A comprehensive search across Ovid MEDLINE, Embase, APA PsycINFO, Scopus and PubMed yielded 314 articles, of which 12 met the inclusion criteria (last search: 13 August 2024).

The studies included were those on adults with bipolar disorder type I or II receiving psychopharmacological treatments; those with group comparisons (e.g. healthy controls vs. medicated vs. non-medicated) investigating gut microbiome changes; and no restrictions applied to psychotic features, comorbid anxiety or prior treatment responses.

Exclusions involved individual case reports, incomplete conference submissions or early terminated studies lacking efficacy analysis. Cochrane ROBINS-I V2 tool was used to measure the risk of bias, and the GRADE approach was utilized to rate the certainty of evidence in included studies.

Two authors independently extracted data into Excel spreadsheets, categorizing demographic and clinical characteristics, describing microbiome analytic methods and summarizing findings on gut microbiome changes post-treatment.

Given the high variability in methods and outcome measures across studies, all details were reported without data conversion.

Data synthesis reveals that psychotropic treatments, including quetiapine and lithium, influence gut microbiota by increasing the abundance of beneficial bacteria supporting gut health and pathogenic bacteria linked to metabolic dysfunction.

Notably, female patients exhibited more significant changes in microbial diversity following psychotropic treatment.

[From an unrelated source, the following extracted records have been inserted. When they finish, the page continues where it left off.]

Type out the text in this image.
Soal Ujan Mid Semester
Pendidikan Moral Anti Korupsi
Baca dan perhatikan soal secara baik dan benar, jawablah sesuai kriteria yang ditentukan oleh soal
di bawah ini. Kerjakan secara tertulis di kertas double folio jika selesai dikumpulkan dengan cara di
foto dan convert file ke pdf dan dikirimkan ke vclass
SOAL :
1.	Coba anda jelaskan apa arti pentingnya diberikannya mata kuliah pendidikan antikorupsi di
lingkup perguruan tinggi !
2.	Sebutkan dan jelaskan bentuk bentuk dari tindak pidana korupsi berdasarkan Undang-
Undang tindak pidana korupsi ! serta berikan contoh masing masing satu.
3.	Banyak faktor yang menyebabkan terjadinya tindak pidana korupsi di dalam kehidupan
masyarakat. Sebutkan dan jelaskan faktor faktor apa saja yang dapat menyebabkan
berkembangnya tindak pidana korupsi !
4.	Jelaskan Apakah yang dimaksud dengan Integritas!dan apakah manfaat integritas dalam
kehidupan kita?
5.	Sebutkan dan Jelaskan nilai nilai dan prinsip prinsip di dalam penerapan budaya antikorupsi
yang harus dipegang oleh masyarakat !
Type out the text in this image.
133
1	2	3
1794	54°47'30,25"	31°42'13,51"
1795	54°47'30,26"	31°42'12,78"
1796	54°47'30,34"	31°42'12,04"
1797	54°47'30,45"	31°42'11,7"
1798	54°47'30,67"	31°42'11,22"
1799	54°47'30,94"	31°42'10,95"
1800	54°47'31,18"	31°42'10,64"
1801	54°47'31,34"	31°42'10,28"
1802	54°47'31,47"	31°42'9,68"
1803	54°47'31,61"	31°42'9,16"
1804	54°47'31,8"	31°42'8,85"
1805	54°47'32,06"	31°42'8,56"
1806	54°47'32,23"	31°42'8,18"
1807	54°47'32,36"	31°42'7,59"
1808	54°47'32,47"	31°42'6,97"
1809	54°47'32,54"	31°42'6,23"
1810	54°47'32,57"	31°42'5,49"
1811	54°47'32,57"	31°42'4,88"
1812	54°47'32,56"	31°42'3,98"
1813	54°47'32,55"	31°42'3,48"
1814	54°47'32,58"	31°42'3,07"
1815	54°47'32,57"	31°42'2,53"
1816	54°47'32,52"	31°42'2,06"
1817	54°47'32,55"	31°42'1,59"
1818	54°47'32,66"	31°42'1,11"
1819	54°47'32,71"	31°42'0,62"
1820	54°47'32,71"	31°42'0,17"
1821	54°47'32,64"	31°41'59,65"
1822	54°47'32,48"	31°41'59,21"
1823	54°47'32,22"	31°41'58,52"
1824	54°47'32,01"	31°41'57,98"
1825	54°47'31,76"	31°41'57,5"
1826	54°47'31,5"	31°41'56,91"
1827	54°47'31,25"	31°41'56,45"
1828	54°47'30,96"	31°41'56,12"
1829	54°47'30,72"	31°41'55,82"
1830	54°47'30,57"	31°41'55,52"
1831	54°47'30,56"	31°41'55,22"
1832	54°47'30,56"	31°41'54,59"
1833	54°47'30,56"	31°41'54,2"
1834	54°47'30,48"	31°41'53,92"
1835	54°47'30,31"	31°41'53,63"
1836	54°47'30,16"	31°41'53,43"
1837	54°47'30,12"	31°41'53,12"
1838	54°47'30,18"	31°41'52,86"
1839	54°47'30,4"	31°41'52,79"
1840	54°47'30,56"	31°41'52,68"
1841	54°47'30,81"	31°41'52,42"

Additionally, patients treated with psychotropics showed an increased prevalence of gut bacteria associated with multidrug antibiotic resistance. In bipolar patients treated with quetiapine, responders – those experiencing improved depressive symptom scores – displayed distinct gut microbiome profiles more closely resembling those of healthy individuals compared with non-responders.

Responders also exhibited neural connectivity patterns similar to healthy subjects.

These findings underscore the complex dual impact of psychotropic medications on gut microbiota, with potential consequences for both gut and mental health.

While the enrichment of beneficial bacteria may support gut health, the rise in antibiotic-resistant and metabolically disruptive bacteria is concerning.

Study limitations include methodological heterogeneity, inclusions of other psychiatric disorders, a high risk of bias in some studies due to incomplete statistical analyses or insufficient control for confounding factors and potential duplication of study populations arising from overlapping authorship.

Further research is essential to elucidate the functional consequences of these microbial shifts and their influence on treatment efficacy.

Nevertheless, this review highlights the potential of utilizing gut microbiota profiles to inform personalized treatment strategies, optimize therapeutic outcomes and minimize side effects in bipolar disorder.